According to these rules, a Mikveh must be connected to naturally occurring water or collection of living water. It requires groundwater wells, springs or rivers. It is believed that living water is able to purify with the flow as opposed to the rainwater which must be stationary in order to purify. A cistern filled by the rain is also permitted to act as a Mikveh’s water supply. Similarly snow, ice and hail are allowed to act as the supply of water to a Mikveh, as long as it melts and flows. Ocean is considered proper for immersion where there is no Mikveh available.
According to the classical tradition and prescription, a Mikveh must contain enough water to cover the entire body of an average-sized man, which is approximately 40 seah (=interpreted as being 150 gallons). The depth must be such as to enable an average adult to stand upright and have the water reach at least 11 inches above the waist, so that immersion can be performed without much awkward positioning.
A Mikveh must be connected to a natural spring (surface, depression or sub-soil or underground aquifer, or to a well of naturally occurring water — like rainwater. (The word spring comes from German word ‘springer,’ which means ‘to leap from the ground’)

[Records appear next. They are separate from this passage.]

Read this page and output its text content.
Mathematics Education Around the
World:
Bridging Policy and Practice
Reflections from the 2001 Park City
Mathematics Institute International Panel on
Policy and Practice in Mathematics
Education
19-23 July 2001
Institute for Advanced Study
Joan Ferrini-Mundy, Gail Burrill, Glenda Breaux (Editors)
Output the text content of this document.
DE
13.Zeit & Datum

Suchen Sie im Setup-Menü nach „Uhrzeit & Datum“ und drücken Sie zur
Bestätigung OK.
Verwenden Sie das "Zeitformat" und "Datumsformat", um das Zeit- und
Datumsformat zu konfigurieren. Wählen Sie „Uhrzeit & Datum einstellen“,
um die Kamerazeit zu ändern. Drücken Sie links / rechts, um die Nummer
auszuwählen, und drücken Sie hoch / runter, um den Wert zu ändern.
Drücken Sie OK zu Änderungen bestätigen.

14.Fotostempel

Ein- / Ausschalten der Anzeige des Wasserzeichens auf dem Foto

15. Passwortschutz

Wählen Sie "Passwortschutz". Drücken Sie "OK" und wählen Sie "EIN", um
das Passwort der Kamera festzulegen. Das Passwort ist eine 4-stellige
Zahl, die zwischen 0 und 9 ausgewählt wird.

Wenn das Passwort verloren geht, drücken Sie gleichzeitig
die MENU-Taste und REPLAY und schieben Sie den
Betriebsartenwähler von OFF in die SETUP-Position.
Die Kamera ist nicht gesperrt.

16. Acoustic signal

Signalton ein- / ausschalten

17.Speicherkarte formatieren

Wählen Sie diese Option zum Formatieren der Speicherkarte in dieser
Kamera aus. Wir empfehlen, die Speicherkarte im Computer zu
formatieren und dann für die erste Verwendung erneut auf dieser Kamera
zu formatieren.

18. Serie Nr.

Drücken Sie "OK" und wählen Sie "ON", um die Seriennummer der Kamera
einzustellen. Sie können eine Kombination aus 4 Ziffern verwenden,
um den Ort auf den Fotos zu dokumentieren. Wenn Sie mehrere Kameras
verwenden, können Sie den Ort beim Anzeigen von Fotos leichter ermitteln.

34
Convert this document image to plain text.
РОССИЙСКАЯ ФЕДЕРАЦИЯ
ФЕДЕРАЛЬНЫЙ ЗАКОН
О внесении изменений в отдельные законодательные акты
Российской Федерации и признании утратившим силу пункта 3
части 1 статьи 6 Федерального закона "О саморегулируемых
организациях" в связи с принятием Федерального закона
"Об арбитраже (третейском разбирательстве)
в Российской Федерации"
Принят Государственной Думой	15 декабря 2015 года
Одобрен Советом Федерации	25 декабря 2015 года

Ancient Mikvehs dating from 1st C are found throughout Israel as well as in historic settlements of Jewish communities. ‘In the days of the ancient Temple in Jerusalem, the Mikveh was used by all Jews who wanted to enter the precincts of the Sanctuary’. In modern times, Mikvehs can be found in most communities in Orthodox Judaism. Jewish funeral homes have a Mikveh for immersing a body during the purification procedure (Tahara) before burial. Large numbers of stepped-and-plastered mikva’ot have been found in excavations in and around Jerusalem, Most of the installations in Jerusalem were in basements of private dwellings and therefore must have served the specific domestic needs of the city inhabitants.
A convert to Judaism is required to immerse in a Mikveh as part of his/her conversion. A woman is required to immerse in a Mikveh after her menstrual period or childbirth before she and her husband can resume marital relations. Often newly acquired utensils used in serving and eating food are immersed in Mikveh. Today, Mikveh is ceremonially used by women prior to the marriage.